Teacher Advisory Committee helps administration with big decisions

Jessica Leininger

A group of teachers circle around a flier that models dress code expectations. Guys should have pants pulled up and hoodies down. Girls should have longer shorts and skirts, no midriff showing, thicker straps on tank tops and no cleavage. While these rules get broken every day, and it seems as though there is no consequence for these transgressions, these teachers ask each other: Why? What can we do to fix these everyday issues at RHS? They have taken it upon themselves to better the school by joining the new Teacher Advisory Committee (TAC) at RHS.

Formed after interim principal Mr. Neil DeLuca was appointed, the TAC is a committee of staff members who discuss and problem-solve before school, about once a week as needed. Many teachers are excited to be able to share their views, like English teacher and student council advisor Mrs. Kelley Cusmano.

“I love that our administration is actively seeking teacher input,” Mrs. Cusmano said. “I hope it will give them a new perspective.”

She hopes that the changes made to things like how the graduation speaker is selected will put RHS on the right track, with short-term and long-term goals.

Getting viewpoints from around the school is important to the TAC, for it allows for a more well-rounded perspective on what real issues around the school are, and how they could be fixed.

Some employees, like technology facilitator Mrs. Karen Carl, have a role that is very specific within the school, and appreciate being able to voice their opinions.

“I work mostly with the teachers,” Mrs. Carl said. “I believe that I have a different perspective on some things because I can see how issues affect every department in the building.”

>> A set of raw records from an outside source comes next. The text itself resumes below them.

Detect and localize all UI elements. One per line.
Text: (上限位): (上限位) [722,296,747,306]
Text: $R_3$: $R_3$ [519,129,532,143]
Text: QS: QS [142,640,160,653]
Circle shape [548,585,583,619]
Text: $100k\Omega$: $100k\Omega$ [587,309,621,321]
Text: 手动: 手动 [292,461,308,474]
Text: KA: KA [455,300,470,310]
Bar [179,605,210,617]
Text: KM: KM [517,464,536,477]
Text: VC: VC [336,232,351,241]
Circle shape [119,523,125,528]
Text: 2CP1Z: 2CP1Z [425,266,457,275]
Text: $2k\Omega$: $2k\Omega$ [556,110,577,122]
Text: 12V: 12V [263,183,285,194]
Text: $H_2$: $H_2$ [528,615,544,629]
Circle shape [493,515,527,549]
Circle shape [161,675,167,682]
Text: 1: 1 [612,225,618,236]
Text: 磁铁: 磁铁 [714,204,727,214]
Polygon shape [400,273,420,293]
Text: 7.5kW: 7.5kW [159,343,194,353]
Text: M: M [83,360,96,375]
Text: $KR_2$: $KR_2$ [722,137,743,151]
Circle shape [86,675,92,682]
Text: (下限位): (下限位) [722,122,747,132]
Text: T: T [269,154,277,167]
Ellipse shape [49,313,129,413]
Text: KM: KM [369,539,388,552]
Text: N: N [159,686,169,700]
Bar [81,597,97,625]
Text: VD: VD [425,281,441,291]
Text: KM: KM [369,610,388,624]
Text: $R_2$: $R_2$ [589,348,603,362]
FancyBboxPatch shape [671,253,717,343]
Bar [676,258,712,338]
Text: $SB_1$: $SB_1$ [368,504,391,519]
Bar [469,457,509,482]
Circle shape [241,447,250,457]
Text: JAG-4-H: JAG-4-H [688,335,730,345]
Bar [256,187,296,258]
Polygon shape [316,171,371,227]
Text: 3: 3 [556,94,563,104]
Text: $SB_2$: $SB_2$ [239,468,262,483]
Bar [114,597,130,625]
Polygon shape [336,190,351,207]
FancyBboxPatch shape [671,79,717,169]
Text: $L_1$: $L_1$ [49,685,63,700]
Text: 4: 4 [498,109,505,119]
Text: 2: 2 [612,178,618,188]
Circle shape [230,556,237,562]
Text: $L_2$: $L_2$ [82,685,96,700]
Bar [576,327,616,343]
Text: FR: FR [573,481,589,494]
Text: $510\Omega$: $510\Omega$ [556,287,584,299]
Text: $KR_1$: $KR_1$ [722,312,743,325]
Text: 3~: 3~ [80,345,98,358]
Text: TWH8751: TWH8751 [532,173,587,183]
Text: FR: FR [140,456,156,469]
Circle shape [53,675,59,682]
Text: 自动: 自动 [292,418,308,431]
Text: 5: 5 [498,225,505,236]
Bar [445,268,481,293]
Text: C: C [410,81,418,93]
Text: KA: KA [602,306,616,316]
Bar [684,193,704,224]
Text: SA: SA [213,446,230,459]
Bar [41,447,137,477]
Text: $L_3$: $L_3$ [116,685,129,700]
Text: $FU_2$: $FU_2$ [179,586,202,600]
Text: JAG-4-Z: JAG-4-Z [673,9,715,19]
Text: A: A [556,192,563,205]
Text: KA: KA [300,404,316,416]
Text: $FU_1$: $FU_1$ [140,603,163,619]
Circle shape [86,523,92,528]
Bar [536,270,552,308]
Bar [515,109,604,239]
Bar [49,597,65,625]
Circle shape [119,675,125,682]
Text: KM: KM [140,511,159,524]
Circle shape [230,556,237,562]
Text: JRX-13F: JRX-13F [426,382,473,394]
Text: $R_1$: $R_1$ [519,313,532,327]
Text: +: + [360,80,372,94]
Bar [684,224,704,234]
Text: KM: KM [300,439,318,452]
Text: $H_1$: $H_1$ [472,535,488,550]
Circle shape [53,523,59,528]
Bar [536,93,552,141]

Being able to have a say in the goings on of the school also builds a sense of synergy in the dynamic RHS environment, with the administrative team of Mr. DeLuca, Mr. Pasquale Cusumano and Mr. Casey Wescott allowing employee morale to build by allowing their opinions to feel validated, according to Mrs. Carl.

“They are not interested in being a dictatorship,” Mrs. Carl said. “They realize that they don’t have the answer to every issue that arises in the building, and are very willing to listen to feedback from the teachers.”

Upon learning about the TAC, seniors Perry Balmer and Ben Catlin immediately jump on the idea. They understand why it’s vital for an educational environment to have input from all angles, so everyone can reap the benefits.

“I think that teachers are closer to the student hierarchy than the administration,” Balmer said. “So the teachers are more in tune with the wishes of the students than the administrators would be.”

When asked what the major issues were at RHS, the boys were excited to toss their own ideas into the pot. Catlin was quick to think of an issue that he saw plaguing the school.

“Juniors parking in the senior lot,” Catlin said. “That’s not cool. I get there in the morning and all the close spots are taken by stupid juniors who want to get there first.”